Por outro lado, estando o processo a correr termos no STJ, o recurso tinha mesmo de ser interposto neste tribunal, por força do previsto no art.º 83.º, do CPC.

Naturalmente que, nesta fase, não compete ao STJ avaliar ou sequer colocar diretamente em causa uma decisão do TC, com a qual pode não concordar e que pode consubstanciar uma interpretação desconforme com a lei e uma violação dos poderes do STJ.

Acresce que, o pedido do recorrente não foi somente de apreciação da nulidade do despacho de admissão do recurso, proferido pelo STJ, mas, outrossim, o pedido de remessa do processo para o Tribunal da Relação de Lisboa, único que segundo o TC tem competência para apreciar o recurso interposto para o TC.

O TC ao decidir pela não admissão do recurso, proferiu uma decisão sobre a competência do STJ, sendo certo que estamos perante uma questão de competência em razão da matéria, como parece evidente.

Nos termos do n.º 2, do art.º 99.º, do CPC, se a incompetência material for decretada (ainda que indiretamente), pode o recorrente, no prazo de 10 dias, pedir a remessa para o tribunal em que o recurso devia ter sido interposto.

Nos presentes autos, o TC decidiu não admitir o recurso, porque o STJ não tinha competência material para decidir sobre a admissão do recurso, mandando remeter o processo para o STJ. Com a receção do processo no STJ, o TC deixou de ter poderes jurisdicionais sobre o processo.

Assim, o processo voltou ao STJ e o recorrente pediu para ser conhecida da nulidade da decisão de admissão do recurso para o Tribunal Constitucional e, outrossim, pediu para ser proferida decisão a remeter o presente processo para o Tribunal da Relação de Lisboa, para este conhecer e decidir sobre o recurso interposto pelo ora requerente para o Tribunal Constitucional.

Assim, se o TC entende que o STJ não tinha competência para decidir sobre o recurso interposto, então, a decisão é nula ou sem efeito e, em qualquer circunstância, o processo deve ser remetido para o Tribunal da Relação para decidir sobre a admissão de recurso.

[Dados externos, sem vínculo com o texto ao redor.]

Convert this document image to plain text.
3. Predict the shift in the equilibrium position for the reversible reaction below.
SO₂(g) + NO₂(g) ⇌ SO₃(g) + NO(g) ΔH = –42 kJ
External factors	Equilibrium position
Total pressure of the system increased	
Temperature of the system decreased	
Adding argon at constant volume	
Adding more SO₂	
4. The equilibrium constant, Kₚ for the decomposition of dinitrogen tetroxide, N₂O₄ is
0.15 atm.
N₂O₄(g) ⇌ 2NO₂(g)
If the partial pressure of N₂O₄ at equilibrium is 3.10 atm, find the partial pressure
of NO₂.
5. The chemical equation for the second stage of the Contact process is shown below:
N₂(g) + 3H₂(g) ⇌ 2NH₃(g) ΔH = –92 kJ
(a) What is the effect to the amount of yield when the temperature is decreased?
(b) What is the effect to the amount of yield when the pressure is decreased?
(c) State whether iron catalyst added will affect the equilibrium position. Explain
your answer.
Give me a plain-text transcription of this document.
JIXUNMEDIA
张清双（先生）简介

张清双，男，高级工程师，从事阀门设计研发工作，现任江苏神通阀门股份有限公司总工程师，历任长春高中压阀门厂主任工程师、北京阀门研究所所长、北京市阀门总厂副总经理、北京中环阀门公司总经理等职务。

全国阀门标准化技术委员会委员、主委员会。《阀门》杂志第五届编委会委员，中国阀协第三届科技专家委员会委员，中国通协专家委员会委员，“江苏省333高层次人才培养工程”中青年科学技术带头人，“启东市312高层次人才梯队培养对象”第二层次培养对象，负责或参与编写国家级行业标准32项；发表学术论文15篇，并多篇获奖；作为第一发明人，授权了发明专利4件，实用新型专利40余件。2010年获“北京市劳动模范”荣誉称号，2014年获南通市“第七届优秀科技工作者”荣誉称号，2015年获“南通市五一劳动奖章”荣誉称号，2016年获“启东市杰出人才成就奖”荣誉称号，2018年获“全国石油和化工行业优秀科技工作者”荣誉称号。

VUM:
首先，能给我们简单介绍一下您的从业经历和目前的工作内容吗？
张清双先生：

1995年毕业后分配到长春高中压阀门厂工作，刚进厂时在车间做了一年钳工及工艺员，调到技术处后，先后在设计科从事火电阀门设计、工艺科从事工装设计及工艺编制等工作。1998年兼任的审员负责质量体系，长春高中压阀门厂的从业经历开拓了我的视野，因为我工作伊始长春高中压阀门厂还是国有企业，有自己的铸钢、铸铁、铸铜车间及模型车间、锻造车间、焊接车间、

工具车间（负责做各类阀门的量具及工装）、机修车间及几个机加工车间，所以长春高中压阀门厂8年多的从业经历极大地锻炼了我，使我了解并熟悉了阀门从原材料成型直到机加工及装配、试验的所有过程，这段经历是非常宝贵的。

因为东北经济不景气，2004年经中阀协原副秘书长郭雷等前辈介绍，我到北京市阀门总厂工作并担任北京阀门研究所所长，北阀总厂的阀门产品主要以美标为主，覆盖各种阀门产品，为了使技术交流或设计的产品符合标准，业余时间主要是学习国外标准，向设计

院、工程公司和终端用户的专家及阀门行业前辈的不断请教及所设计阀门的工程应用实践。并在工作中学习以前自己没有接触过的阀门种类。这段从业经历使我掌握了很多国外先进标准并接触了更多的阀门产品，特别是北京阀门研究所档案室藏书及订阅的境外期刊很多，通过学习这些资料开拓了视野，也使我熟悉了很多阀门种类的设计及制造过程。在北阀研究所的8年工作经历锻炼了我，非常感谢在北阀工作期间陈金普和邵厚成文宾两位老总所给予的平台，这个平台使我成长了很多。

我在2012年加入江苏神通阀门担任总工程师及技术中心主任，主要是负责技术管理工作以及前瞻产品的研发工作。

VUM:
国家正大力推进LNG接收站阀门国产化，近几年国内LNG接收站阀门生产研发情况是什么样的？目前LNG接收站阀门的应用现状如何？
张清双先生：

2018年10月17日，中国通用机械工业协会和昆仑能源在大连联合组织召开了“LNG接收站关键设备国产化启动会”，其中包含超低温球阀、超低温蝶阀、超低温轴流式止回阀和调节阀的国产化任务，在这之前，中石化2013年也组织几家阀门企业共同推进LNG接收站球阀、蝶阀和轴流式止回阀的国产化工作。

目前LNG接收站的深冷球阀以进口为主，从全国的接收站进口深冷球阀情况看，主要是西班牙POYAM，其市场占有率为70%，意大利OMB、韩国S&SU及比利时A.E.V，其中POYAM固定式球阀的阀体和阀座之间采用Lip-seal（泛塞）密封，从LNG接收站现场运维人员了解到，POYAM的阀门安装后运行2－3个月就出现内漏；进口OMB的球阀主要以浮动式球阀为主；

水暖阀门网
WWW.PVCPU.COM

Na verdade, mais importante do que a questão da nulidade do despacho de admissão do recurso para o TC, o que aqui está em causa, verdadeiramente, é a remessa do processo para o Tribunal da Relação de Lisboa.

Pode o STJ nem sequer conhecer da nulidade da sua decisão, que aliás já foi considerada tacitamente nula ou sem efeito pelo TC, mas, assim sendo, tem de ser proferida decisão sobre a remessa do processo para o TRL, sendo certo que, na decisão singular aqui em apreciação, esta questão nem sequer foi apreciada.

Com a devida vénia, e considerando o n.º 2, do art.º 99.º, do CPC, deve ser apreciada a questão da remessa do processo para o TRL e, considerando também o princípio “pro actione”, mas sempre respeitosamente, requer-se que seja proferida decisão nesse sentido, porque assim o Direito vencerá.

O Tribunal Constitucional já decidiu não conhecer o recurso.

Relativamente ao segundo segmento da decisão, pela qual se entendeu que o Tribunal Constitucional já "proferiu decisão no sentido de não conhecer do objeto do recurso", não se pode concordar com a mesma.

Na verdade, o Tribunal Constitucional decidiu não conhecer do recurso porque o despacho de admissão foi decidido pelo Supremo Tribunal de Justiça.

Ou seja, jurídica e judicialmente, o Tribunal Constitucional entendeu que o Supremo Tribunal de Justiça não tinha competência para decidir sobre a admissão do recurso.

Se o Supremo não podia decidir sobre a admissão do recurso para o Tribunal Constitucional, porque na sua decisão em crise não apreciou sobre qualquer inconstitucionalidade, então, não tinha competência para proferir essa decisão.

Assim, o Tribunal Constitucional não decidiu sobre o mérito do recurso interposto, mas unicamente sobre a decisão de admissão do recurso proferida pelo STJ.

Ou seja, o que está aqui em causa não é o mérito da causa, mas unicamente uma decisão judicial de admissão do recurso para o TC. Estamos a discutir questões processuais, claramente em detrimento do mérito da causa.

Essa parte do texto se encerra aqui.